Although rural India had fared much better than urban areas during the onset of the first wave in terms of relative growth numbers, there was a definite and palpable squeeze on spending in the hinterland. Unlike their urban counterparts, rural India and semi-urban markets also had drifted away from discretionary and indulgence products towards preventive healthcare and hygiene and personal and household care products.

According to the Rural Covid Barometer report released in December last year, every third adult in rural India has been impacted by Covid-19 job loss, thus implying a substantial number of rural families and populace would have been at the receiving end of the pandemic.

Ramping up and recasting rural redistribution network

So, among many measures FMCG companies undertook, revisiting their rural and semi-urban operations has been one pivotal initiative to boost their last-mile connectivity with end-consumers.

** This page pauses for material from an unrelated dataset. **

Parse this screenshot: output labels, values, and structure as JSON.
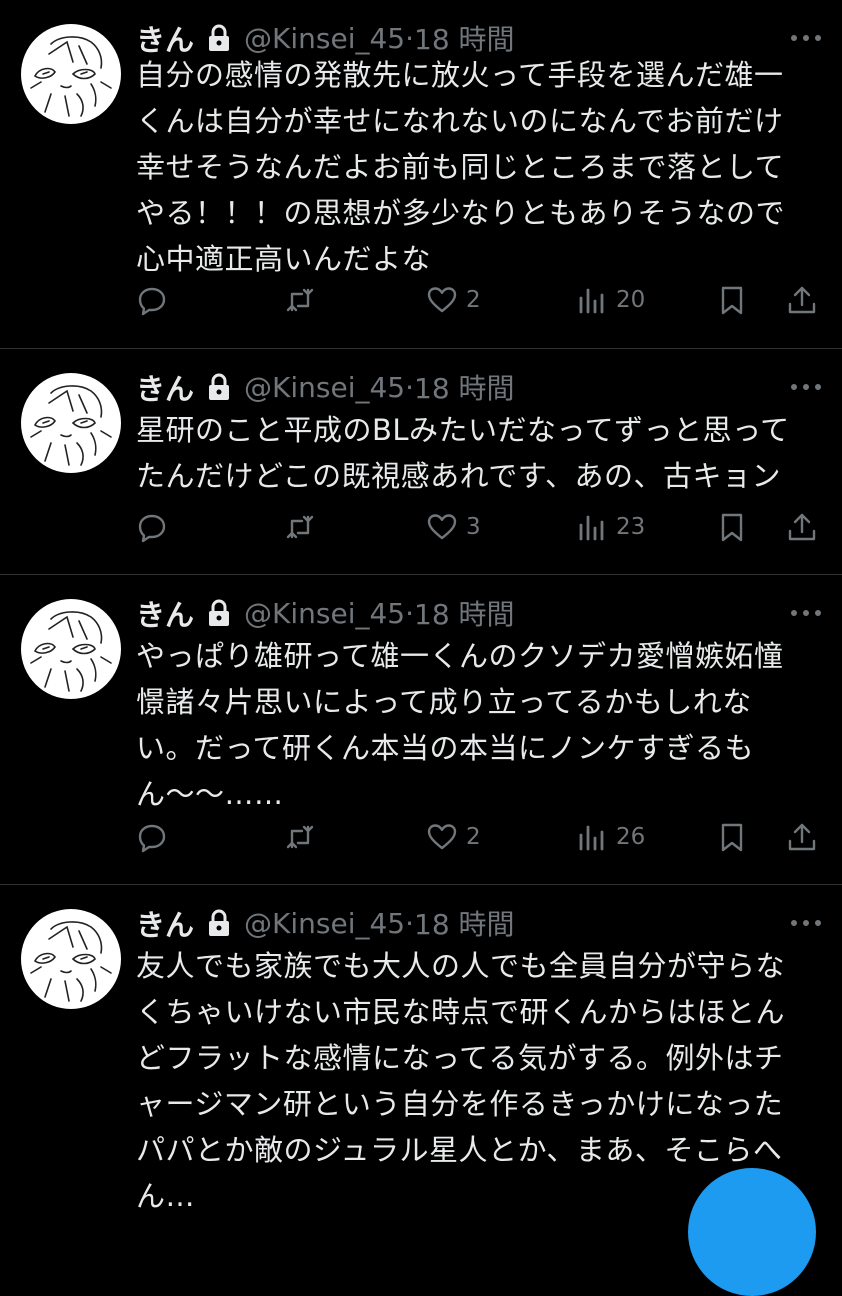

As urban India began to report sluggish and uncertain demand in the wake of the pandemic, companies went to great lengths to extend their footprints into the semi-urban and rural areas. Thus, taking advantage of the relatively lesser and more lenient form of lockdowns and restrictions in rural India, the focus has been fully tapping into any potential demand from the remotest and the most inaccessible terrain.

In addition to reworking and customization of product portfolios with smaller SKUs and value packs, thousands of new distributors, dealers, stockists, sub stockists and sales staff have been brought on board by the FMCG companies exclusively targeting the rural market in the Covid period.

Notably enough, many packaged food companies, or FMCG firms with significant food-based products as part of their product portfolio, have been reported to be prominently involved in ramping up their rural distribution network. The deployment of ready-stock van units has been another way for FMCG companies to distribute to the rural market directly. Remember, a direct distribution strategy had been adopted even before Covid came when the FMCG sector was grappling with liquidity shortage in the wholesale channel. Furthermore, smaller and local players have also fortified their close connection with the neighbourhood markets during Covid times.

Employment of digitization of supply chain strategies in rural areas

Although in a somewhat disruptive way, the Covid onslaught has been an excellent trigger for the accelerated uptake of digitization by FMCG companies. And this digitization has not remained limited to metro cities and urban enclaves.

The pandemic has propelled the FMCG companies to explore digital initiatives across B2B and B2C channels in rural areas. Adoption of apps bringing onboard the humble Kirana stores and small shops location-wise has been one way forward. With digital payment services and platforms set up by the government and private players already gaining significant traction in rural India, the rural market has been brimming with opportunity. Of nearly 550 million mobile users in rural India, 260 million are on the internet enabling rural distribution for FMCG companies. In foundational infrastructure, almost 4.9 lakh km of optical fibre cable has been laid to cover 1.6 lakh Gram Panchayats with nearly 1.51 lakh Panchayats having become service-ready.

The rural market has been ripe for the taking

While FMCG companies have been proactive, that the authorities have nurtured the rural market in specific ways can’t be discounted. While reverse migration – albeit in unfortunate circumstances – did take a toll on urban economy and consumption, rural consumption saw support and reinforcement helped by favourable monsoons, massive government spending, the MGNREGA programmes and broader agricultural reforms.

Like they say, in every adversity lies an opportunity. If urban markets were faltering, it made eminent sense for FMCG companies to train their focus and energies on rural India. And rural India did not disappoint. A segment that contributes around 37 per cent of the total FMCG sales, a large part of which comes from food items, reported an impressive growth of 14.2% year-on-year in the third quarter 2020-21 against top metros’ 0.8% y-o-y figure for the same period. Indeed, bolstering of rural distribution networks has paid dividends.